Bob Dylan’s “Like a Rolling Stone” makes a memorable appearance in John Rosman’s debut feature, New Life, which made its world premiere at Fantasia. Opening on a shot of a bloodied woman (Hayley Erin) suspiciously wandering into a suburban home to retrieve an engagement ring before fleeing as soon as gun-wielding law enforcement arrive on the scene, the first half of Rosman’s film deliberately withholds crucial narrative clues. Is this woman, Jessica, on the run? If so, from whom? Is she wanted for a crime? If so, for what?
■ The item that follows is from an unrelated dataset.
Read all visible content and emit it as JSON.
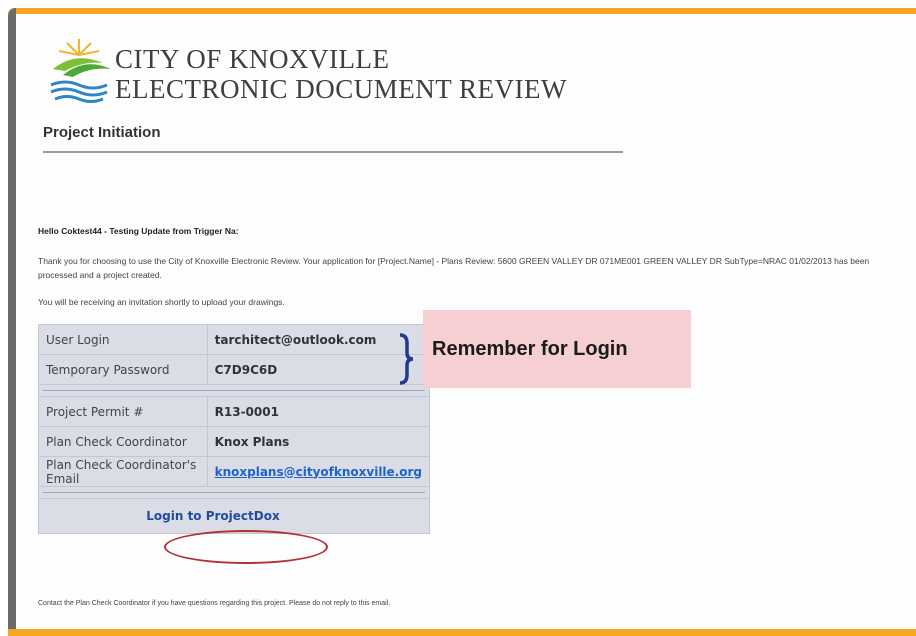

Once we’re informed that a group of federal agents are attempting to track Jessica down before she crosses the border into Canada—taking place in the Pacific Northwest and shot across Oregon, the film is filled with beautiful landscapes, endless forests, and very frigid weather—we at least know that we’re watching a “race against the clock” movie, although whether we should be rooting for the lead to get caught or for her to outrun her pursuers is initially and deliberately left unclear.

What I most appreciated about New Life was the sly way in which Rosman plays with familiar tropes and viewer expectations. Upon encountering Jessica, several characters, all reasonably well-meaning and generous with their resources, suspect what we all suspect—that she’s been the victim of domestic abuse and is attempting to get as far away as possible. However, through a series of fragmented flashbacks, we begin to understand that that isn’t quite the case. I also admired Rosman’s worthwhile choice to provide equal screen time and backstory to another female character, Elsa (Sonya Walger), the special agent assigned to hunt Jessica down. As if scouring the state for a fugitive wasn’t burdensome enough, the family-less Elsa is suffering from a debilitating case of ALS, her bodily functions shutting down at an alarming rate. What could have been just an oddly specific attempt to boost a shallow screenplay’s heft, bringing in the “horrors of everyday life” to balance out the film’s more genre-y attributes, turns out to provide the film with a surprisingly well-earned gutpunch of realism. Its inclusion feels incredibly lived in and personal and, as that Bob Dylan song which plays several times throughout the duration of the film, reminds us how it feels to be without a home like a complete unknown.